A UMass Boston faculty member since 2001, Bobel teaches courses on Gender & the Body, Feminist Theory, Feminist Research Methods, Women in US Social Movements and Feminist Activism. She also coordinates the WGS Internship Program for WGS majors and minors.  Her scholarship lies at the intersection of social movements, gender, health and embodiment, or how feminist thinking becomes feminist doing at the most intimate and immediate levels. She is currently working on a book about grief-induced activism.

“It is an exciting time for Women’s, Gender and Sexuality Studies,” she said. “As a field, it has dramatically transformed in a matter of mere decades from a reparative integration of women’s lived experiences into existing disciplines to a global multi- faceted interdisciplinary and intersectional field of study made stronger by the very transnational debates and contestations at its core. Engaging Gender Studies in Turkey will have multiple ripple effects. I will meaningfully interact with the future arbiters of the field who hold its future in their hands, and I plan to continue to nurture the relationships I develop at Kadir Has University when I return home.”

In addition to teaching, she plans to mentor PhD students working on their dissertations and support junior faculty who need guidance with their research, writing, and publishing. Bobel said the opportunity to work with graduate students was a big draw for her. UMass Boston’s Women's, Gender, and Sexuality Studies is an undergraduate program, so Bobel has limited opportunities to work closely with graduate students.

“When I do get the chance, I really enjoy that work.
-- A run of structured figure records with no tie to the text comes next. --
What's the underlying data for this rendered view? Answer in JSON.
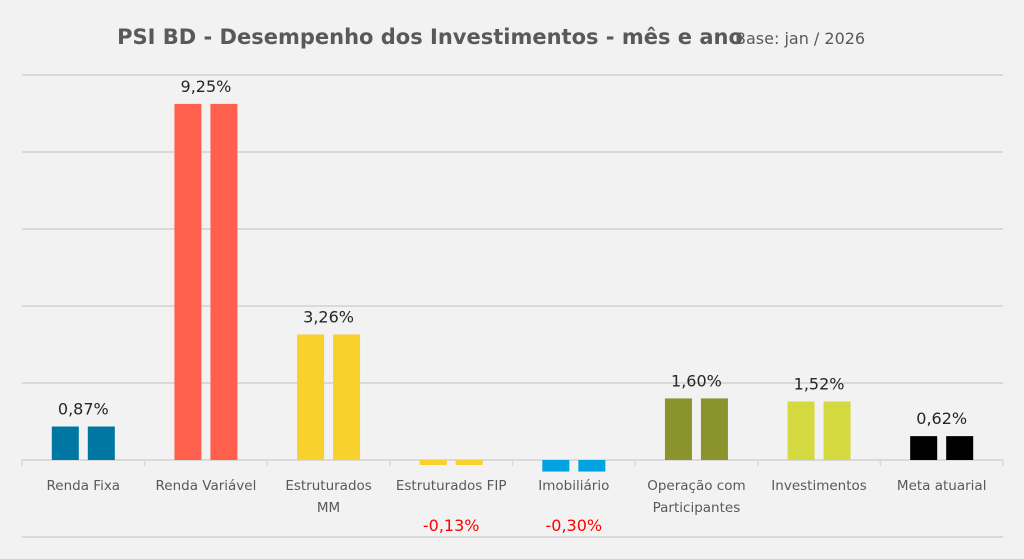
{
  "chart_data": {
    "type": "bar",
    "title": "PSI BD - Desempenho dos Investimentos - mês e ano",
    "subtitle": "Base: jan / 2026",
    "xlabel": "",
    "ylabel": "",
    "ylim": [
      -2,
      10
    ],
    "grid": true,
    "categories": [
      [
        "Renda Fixa"
      ],
      [
        "Renda Variável"
      ],
      [
        "Estruturados",
        "MM"
      ],
      [
        "Estruturados FIP"
      ],
      [
        "Imobiliário"
      ],
      [
        "Operação com",
        "Participantes"
      ],
      [
        "Investimentos"
      ],
      [
        "Meta atuarial"
      ]
    ],
    "colors": [
      "#0077a3",
      "#ff5f4d",
      "#f8d12c",
      "#f8d12c",
      "#00a2e0",
      "#8a932c",
      "#d4d93f",
      "#000000"
    ],
    "series": [
      {
        "values": [
          0.87,
          9.25,
          3.26,
          -0.13,
          -0.3,
          1.6,
          1.52,
          0.62
        ]
      },
      {
        "values": [
          0.87,
          9.25,
          3.26,
          -0.13,
          -0.3,
          1.6,
          1.52,
          0.62
        ]
      }
    ],
    "data_labels": [
      "0,87%",
      "9,25%",
      "3,26%",
      "-0,13%",
      "-0,30%",
      "1,60%",
      "1,52%",
      "0,62%"
    ]
  }
}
So teaching PhD students in Gender Studies in Turkey for a full academic year—a place where the field is burgeoning in a really complicated political climate—will be a career culminating experience, and a chance to strengthen our field’s authority and impact,” she said.

Bobel says she has been using the Duolingo app to learn some Turkish language as she prepares for the trip, although she is struggling a bit.

“My partner and I have been watching Turkish films set in Istanbul and documentaries about Turkish history,” Bobel said. “I just checked out three highly recommend books about Istanbul. I have so much to learn! It is a bit daunting, but also thrilling and I feel very fortunate to have this opportunity.”

She finds the idea of living in Istanbul especially compelling.

“I have never lived in a megacity, so that alone really intrigues me (as does the delicious food and temperate climate, not to mention the famously friendly feral cats that roam the city ). What’s more, the city connects two continents—Europe and Asia. My life will be intercontinental, literally,” she said. “I will live in Asia and commute about one hour to my university in Europe. Being in such an old city with an incredibly rich history will be endlessly fascinating.”

Bobel is among more than 800 U.S. citizens who will teach or conduct research abroad for the 2024-2025 academic year through the Fulbright U.S. Scholar Program.

The Fulbright Program is the U.S. government’s flagship international educational exchange program and is supported by the people of the United States and partner countries around the world. The Fulbright Program is funded through an annual appropriation made by the U.S. Congress to the U.S. Department of State’s Bureau of Educational and Cultural Affairs.

Bobel says her time in Turkey will help her develop new strategies, and strengthen existing ones, that she hopes will benefit her students and colleagues when she returns to Boston.

“Every time I teach and every time I mentor a student or a colleague, I improve my practice, and this benefits those I serve as well as my own work as a scholar and writer,” she said. “I will make mistakes, and I hope I learn from them.”